Unternehmen tendieren dazu, gerade diese Aufgaben ins Ausland zu verlagern und die neuen, aufregenden oder komplexen Aufgaben im eigenen Haus zu belassen. Manchmal wird dies zunächst gelingen. In vielen Situationen hat das jedoch dazu geführt, dass die Fluktuation innerhalb des Projektteams des Dienstleisters in die Höhe ging. Neben den damit verbundenen Kosten ergibt sich auch eine niedrigere Produktivität und die Time-to-Market Ziele müssen stets sehr eng beobachtet werden. Einfach gesagt: Wenn die eigenen Entwickler Aufgaben nicht attraktiv finden, wird dies auch für das ausländische Team zutreffen.
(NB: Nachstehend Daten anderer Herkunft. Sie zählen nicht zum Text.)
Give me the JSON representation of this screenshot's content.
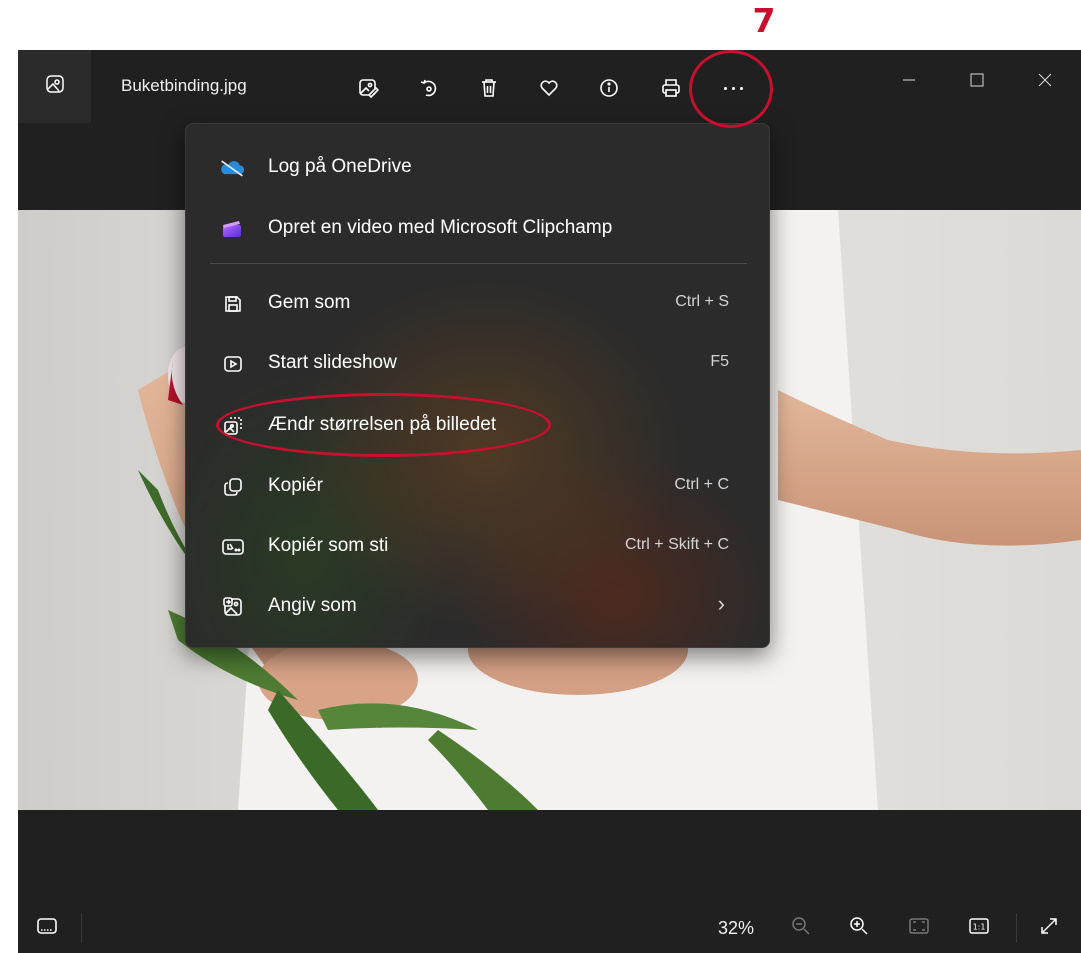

Verlagerung der Nicht-Kern Komponenten

Häufig wird das Kerngeschäft (z.B. Frameworks, Basis-Technologien) im eigenen Hause behalten. Dies hat sich im Allgemeinen als sinnvoll gezeigt. Es ist jedoch auch zu beachten, dass immer mehr ausländische Software Dienstleister Spezialgebiete bzw. -wissen aufgebaut haben und somit in diesen Bereichen extrem stark entwickelte Nischenanbieter geworden sind. Es gibt Unternehmen, die mit diesem Dienstleister effektiv zusammenarbeiten und dadurch ihre eigenen Kernkomponenten schneller weiterentwickeln und verbessern.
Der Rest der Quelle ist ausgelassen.